One thing is disc royalties; that’s when sponsors give their top-tier players discs that have their names on them and specific stamps. Then, for example, my fiancé has a retail sponsor called OTB Discs that supplies him with apparel, and he promotes it on his social media accounts. If you go to my Instagram, you can definitely see it’s very influencerlike: I’m wearing the Dynamic Discs shirt, you know, with the logo perfectly placed.
Where did you and Montgomery come up with the nickname Hot KoCo?
After we started dating in 2018 and were in our tour vehicle—it has a big zombie on the side; that’s why it’s called the Freak—we asked our social media followers, What do you think our tour name should be? It came from one of my fans. Now, when people see us, they don’t even say, Hey, it’s Kona and Colten. It’s, Hey, it’s Hot KoCo. It’s cool—a celebrity moment you never thought you’d get in disc golf.
California is home now, but did learning to play in Colorado affect your game?

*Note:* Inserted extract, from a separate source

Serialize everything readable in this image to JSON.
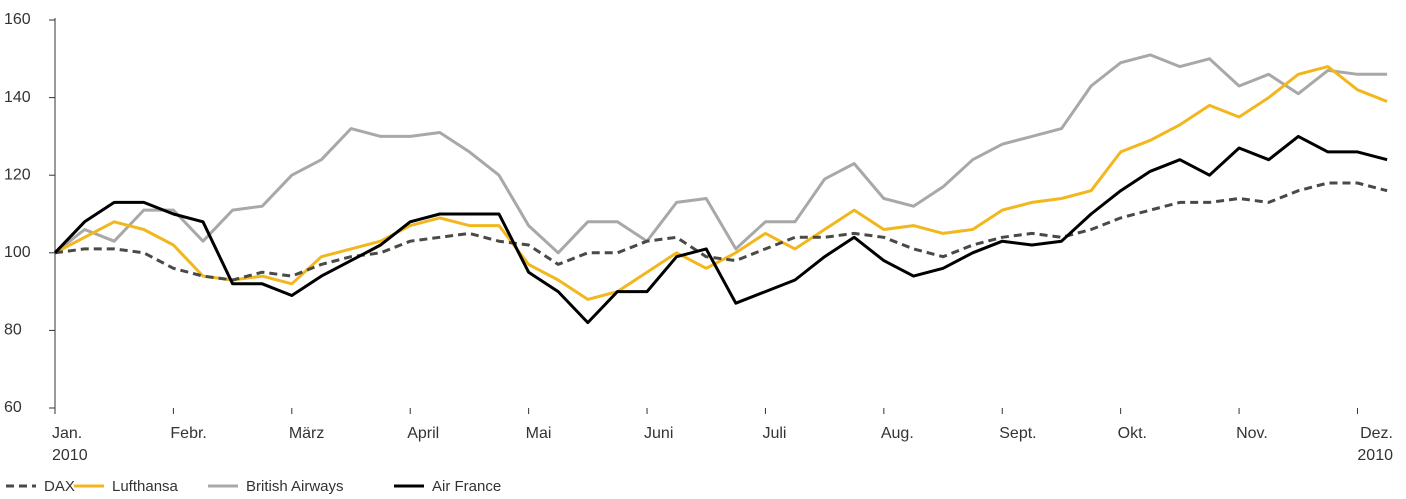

We always say that we grew up throwing harder to throw farther, just because the elevation changes the way the discs fly. A lot of the Coloradans on the road are bombers. I like to give credit to Colorado for having to throw hard. It’s given me a lot of distance.
What’s next in the sport’s evolution?
We’re just looking for that ESPN debut. Right now, we’re very YouTube- and Disc Golf Network–based. It’d be cool to see a bigger sponsor get involved—for a Coca-Cola or a Gatorade to be like, You know what, let’s put all our eggs in disc golf.